Generally speaking, when the U.S. epidemic situation is more and more serious, peoples worries about the economy become more obvious, which is obviously not conducive to the cyclical stocks strongly related to the economy. So why did Morgan Stanley make such an investment proposal?
Michael Wilson, chief equity strategist at Morgan Stanley, explains in his latest report. He believes that the market underestimated two points, which led to misjudgment on the prospects of cyclical stocks and small cap stocks.
First, it underestimated the extent of the US economic recovery in the second half of the year..
Michael Wilson believes that the epidemic has indeed had a serious impact on the U.S. economy, but the unprecedented rescue policy launched by the United States will turn the tide and promote a strong economic recovery. Some people worry that the current U.S. stock market has gone too far, out of touch with economic fundamentals, and does not reflect the looming risks.

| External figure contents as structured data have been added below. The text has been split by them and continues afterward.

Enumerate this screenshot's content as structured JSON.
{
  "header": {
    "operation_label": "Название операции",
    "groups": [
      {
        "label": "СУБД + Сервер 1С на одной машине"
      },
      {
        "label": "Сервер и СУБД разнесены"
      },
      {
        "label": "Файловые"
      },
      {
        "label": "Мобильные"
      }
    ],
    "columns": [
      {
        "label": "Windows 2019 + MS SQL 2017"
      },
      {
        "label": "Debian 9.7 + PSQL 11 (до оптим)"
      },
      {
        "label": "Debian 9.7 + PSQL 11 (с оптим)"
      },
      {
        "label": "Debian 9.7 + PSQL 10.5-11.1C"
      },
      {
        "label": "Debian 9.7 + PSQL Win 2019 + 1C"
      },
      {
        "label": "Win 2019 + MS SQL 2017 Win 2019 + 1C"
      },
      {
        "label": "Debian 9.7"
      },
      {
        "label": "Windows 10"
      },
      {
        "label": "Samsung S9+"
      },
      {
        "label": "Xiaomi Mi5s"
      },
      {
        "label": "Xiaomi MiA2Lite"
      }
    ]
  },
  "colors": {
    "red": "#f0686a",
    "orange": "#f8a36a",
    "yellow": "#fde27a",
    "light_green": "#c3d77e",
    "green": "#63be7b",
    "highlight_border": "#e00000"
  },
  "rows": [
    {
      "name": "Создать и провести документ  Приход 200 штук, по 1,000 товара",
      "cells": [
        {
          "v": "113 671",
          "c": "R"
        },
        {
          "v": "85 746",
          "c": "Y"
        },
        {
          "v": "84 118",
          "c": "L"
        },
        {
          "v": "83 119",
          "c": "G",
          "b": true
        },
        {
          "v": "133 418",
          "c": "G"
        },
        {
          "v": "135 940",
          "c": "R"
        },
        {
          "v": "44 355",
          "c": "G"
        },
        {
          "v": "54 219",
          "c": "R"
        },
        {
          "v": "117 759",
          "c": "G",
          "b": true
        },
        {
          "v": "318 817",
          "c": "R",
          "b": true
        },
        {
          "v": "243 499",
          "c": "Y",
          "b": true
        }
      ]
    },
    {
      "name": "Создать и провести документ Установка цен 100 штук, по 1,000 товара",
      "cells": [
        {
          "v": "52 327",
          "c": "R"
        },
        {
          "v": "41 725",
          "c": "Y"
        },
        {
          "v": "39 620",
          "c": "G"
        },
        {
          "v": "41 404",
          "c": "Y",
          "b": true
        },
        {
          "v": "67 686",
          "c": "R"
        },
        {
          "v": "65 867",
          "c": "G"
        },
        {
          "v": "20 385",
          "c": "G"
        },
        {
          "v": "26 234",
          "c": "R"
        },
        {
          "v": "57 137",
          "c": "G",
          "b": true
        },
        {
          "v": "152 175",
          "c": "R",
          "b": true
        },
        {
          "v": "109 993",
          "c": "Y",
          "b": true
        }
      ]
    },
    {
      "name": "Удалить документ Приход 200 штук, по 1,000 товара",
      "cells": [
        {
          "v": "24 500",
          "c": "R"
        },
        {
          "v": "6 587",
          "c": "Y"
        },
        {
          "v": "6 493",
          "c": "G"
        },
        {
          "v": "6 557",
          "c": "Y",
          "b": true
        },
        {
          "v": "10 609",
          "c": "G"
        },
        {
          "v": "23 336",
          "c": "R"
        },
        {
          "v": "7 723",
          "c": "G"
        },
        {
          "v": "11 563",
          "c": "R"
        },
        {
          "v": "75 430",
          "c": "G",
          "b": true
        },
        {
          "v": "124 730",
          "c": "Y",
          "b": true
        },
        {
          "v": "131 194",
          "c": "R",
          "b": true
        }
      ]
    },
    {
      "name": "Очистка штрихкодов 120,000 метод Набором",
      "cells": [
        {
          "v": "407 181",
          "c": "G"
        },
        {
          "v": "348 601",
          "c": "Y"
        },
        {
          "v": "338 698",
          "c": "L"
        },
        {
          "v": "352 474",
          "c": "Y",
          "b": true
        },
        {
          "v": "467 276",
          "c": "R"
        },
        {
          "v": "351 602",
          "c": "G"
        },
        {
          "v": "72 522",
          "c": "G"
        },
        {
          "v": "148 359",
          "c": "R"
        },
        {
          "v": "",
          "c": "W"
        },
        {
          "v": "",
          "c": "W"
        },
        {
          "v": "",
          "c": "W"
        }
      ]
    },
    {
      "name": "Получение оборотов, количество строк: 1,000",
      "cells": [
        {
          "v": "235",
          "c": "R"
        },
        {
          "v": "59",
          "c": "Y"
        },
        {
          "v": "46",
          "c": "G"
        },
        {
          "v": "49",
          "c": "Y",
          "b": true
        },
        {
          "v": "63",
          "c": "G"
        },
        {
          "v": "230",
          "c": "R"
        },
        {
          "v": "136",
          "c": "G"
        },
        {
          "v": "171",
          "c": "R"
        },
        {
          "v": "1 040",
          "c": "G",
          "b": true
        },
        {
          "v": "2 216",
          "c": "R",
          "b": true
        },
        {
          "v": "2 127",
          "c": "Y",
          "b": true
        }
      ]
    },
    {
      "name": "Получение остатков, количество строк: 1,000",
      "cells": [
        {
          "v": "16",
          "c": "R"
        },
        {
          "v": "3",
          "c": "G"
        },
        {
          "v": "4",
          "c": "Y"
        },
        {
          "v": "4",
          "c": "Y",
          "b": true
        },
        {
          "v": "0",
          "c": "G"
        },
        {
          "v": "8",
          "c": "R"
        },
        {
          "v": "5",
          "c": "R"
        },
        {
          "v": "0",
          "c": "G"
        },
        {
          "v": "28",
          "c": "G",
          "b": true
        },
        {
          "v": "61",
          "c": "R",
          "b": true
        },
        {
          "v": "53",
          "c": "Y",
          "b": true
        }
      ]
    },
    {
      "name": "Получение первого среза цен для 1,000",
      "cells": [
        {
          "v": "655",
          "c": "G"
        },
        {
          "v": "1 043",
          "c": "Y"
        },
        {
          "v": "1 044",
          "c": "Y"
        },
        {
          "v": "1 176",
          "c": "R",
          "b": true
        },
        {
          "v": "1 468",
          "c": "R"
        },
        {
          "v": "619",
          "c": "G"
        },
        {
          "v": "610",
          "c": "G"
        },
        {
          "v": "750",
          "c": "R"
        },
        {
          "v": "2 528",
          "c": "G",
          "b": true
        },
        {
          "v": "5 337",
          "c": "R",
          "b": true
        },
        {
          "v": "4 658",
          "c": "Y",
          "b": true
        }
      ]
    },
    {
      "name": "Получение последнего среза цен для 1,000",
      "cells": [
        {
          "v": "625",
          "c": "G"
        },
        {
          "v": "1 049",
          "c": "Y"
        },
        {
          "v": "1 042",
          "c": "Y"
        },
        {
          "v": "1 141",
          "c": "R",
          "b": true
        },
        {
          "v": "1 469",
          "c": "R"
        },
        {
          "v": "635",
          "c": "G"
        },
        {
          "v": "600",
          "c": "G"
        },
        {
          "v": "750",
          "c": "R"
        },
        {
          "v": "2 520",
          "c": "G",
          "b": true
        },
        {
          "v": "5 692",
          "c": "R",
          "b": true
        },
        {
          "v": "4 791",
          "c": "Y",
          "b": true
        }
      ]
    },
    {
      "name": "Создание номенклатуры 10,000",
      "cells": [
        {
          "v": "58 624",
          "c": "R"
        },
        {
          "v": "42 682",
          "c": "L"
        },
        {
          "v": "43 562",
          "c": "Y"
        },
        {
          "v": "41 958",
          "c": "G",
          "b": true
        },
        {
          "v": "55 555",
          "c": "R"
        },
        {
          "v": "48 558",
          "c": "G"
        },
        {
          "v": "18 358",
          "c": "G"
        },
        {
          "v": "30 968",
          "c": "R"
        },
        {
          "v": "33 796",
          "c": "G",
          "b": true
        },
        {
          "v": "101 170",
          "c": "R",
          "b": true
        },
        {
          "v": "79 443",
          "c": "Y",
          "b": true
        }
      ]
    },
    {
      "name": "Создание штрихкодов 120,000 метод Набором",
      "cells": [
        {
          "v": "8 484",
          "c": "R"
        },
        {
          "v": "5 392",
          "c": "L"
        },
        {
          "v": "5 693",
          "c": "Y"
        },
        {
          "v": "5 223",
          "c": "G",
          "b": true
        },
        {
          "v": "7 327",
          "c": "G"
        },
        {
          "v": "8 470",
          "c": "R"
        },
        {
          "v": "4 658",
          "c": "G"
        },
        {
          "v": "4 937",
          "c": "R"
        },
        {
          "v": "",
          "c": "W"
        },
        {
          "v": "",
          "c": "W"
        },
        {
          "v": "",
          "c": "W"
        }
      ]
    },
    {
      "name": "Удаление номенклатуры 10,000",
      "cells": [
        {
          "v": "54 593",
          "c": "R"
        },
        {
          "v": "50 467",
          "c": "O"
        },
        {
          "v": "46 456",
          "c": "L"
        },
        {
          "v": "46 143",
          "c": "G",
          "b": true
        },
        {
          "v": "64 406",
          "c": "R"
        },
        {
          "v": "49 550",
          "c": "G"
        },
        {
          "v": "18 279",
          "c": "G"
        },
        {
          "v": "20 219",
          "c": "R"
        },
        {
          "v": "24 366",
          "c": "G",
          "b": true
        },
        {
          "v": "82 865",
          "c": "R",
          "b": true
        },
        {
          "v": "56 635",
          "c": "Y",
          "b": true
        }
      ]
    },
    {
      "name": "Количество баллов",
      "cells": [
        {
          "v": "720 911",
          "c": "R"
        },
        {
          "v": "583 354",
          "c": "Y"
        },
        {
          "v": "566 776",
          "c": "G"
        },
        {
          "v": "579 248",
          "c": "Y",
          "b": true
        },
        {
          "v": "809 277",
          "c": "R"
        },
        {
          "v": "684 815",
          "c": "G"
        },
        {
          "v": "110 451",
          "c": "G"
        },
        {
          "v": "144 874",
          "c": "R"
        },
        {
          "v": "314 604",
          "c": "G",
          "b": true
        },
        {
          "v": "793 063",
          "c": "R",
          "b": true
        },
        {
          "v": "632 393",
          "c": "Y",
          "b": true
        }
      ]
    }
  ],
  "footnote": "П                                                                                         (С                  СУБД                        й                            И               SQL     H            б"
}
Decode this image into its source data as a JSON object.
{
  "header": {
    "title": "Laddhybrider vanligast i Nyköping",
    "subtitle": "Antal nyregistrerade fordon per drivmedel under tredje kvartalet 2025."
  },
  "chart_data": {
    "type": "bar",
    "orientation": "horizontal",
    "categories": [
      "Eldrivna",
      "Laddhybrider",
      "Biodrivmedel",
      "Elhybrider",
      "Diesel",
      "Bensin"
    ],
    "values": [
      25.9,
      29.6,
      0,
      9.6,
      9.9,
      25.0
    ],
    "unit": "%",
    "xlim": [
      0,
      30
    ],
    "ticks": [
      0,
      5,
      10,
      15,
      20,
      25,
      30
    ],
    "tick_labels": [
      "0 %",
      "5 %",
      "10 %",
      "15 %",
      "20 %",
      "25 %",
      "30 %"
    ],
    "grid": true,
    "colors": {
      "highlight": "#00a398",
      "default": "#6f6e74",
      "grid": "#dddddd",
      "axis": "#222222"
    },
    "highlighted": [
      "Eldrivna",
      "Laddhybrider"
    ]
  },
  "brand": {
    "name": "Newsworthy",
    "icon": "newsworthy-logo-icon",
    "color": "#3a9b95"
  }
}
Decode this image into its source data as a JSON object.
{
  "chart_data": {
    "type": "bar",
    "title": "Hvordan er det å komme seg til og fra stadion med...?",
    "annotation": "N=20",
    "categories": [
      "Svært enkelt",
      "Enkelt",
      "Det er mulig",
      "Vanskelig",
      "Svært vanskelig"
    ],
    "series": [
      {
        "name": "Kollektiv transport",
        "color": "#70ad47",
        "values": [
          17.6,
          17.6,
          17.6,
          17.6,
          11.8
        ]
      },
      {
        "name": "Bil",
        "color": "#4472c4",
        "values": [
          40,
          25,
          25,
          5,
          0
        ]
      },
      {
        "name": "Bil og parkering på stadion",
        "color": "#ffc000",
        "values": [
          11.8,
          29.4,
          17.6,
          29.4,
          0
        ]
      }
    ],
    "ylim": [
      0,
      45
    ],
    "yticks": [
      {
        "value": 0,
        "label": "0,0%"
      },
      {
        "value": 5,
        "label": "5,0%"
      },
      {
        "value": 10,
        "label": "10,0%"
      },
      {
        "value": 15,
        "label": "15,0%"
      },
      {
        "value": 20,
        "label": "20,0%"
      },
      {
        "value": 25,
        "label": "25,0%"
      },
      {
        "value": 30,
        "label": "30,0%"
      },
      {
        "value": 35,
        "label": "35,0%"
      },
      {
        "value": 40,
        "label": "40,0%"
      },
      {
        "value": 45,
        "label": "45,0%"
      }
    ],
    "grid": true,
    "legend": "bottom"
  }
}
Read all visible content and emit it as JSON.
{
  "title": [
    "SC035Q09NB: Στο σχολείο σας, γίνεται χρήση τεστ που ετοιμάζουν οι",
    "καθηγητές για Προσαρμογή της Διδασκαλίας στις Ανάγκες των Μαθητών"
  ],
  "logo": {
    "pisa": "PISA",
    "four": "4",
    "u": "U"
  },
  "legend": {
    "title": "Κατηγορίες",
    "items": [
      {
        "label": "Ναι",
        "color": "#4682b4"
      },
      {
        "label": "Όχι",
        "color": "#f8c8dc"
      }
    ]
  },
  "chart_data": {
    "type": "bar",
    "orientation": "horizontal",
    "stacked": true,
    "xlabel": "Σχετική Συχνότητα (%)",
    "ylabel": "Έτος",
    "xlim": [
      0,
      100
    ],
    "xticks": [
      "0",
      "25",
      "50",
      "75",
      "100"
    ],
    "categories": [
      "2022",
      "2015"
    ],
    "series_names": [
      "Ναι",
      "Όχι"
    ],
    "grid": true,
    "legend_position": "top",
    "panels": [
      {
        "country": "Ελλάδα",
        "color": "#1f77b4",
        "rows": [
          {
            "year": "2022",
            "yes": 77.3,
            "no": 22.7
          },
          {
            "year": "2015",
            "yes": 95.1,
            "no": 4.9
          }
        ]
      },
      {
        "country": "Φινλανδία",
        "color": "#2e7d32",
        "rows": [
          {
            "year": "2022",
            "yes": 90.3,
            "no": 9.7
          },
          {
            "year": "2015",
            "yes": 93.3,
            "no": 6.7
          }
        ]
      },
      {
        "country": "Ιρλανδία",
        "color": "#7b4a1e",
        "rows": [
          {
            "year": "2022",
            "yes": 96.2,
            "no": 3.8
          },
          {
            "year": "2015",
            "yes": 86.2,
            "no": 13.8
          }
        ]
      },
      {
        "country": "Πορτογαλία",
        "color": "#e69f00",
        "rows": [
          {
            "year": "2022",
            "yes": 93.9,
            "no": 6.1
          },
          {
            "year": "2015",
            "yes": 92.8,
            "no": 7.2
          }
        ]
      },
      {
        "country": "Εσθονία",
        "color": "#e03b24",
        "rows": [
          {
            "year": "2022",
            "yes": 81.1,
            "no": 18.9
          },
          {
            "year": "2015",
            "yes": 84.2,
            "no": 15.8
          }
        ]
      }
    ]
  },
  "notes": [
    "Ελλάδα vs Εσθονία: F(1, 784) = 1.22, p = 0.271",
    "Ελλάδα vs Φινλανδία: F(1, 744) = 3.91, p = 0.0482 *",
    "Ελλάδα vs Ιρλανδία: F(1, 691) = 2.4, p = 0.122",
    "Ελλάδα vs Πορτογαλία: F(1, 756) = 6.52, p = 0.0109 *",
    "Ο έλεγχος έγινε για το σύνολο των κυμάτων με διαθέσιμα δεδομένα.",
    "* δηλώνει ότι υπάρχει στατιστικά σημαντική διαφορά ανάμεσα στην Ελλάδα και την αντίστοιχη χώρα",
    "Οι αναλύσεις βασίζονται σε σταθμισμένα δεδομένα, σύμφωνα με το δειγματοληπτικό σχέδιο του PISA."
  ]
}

The stock market moves much faster than the economy and is usually a great leading indicator. Therefore, the current V-shaped recovery of the stock market indicates a V-shaped recovery of the economy and profits.
The second is the ability of enterprises to use leverage to accelerate profit rebound may be ignored.
In Michael Wilsons view, although drastic cost cutting caused by the epidemic has hurt the economy, once the economy starts to recover, such behavior will leave a lot of room for enterprises to leverage.
This can be seen from the human cost, the biggest cost of enterprise operation. It took only two months for the unemployment rate to rise from 3.5% to nearly 15%, which in normal times takes one to two years. Whats more, the increase in unemployment rate this time is twice that of the normal period, which should make the structure of labor cost more concise.
At the same time, it means that many companies profits will return to pre epidemic levels faster than most analysts expect. Even if the market consensus is that earnings growth will pick up significantly next year, this consensus may underestimate the scope for recovery.
Even if the peak valuation falls, share prices can continue to rise, especially cyclical stocks and small cap stocks that are more sensitive to economic conditions.
There is another point worth noting. Michael Wilson argues that since last year, the operating leverage of us listed companies has become negative. This is exactly a typical feature of the later stage of economic expansion.
He believes that in fact, many listed companies were already in a state of negative leverage before the outbreak of the epidemic. That could mean earnings growth bottomed out in the second quarter. It can be inferred that the enterprises with the deepest negative operating leverage are most likely to have the largest expected increase in earnings next year.
From this perspective, cycle stocks and small cap stocks have the greatest potential.
However, the above expectations may eventually fail due to some factors.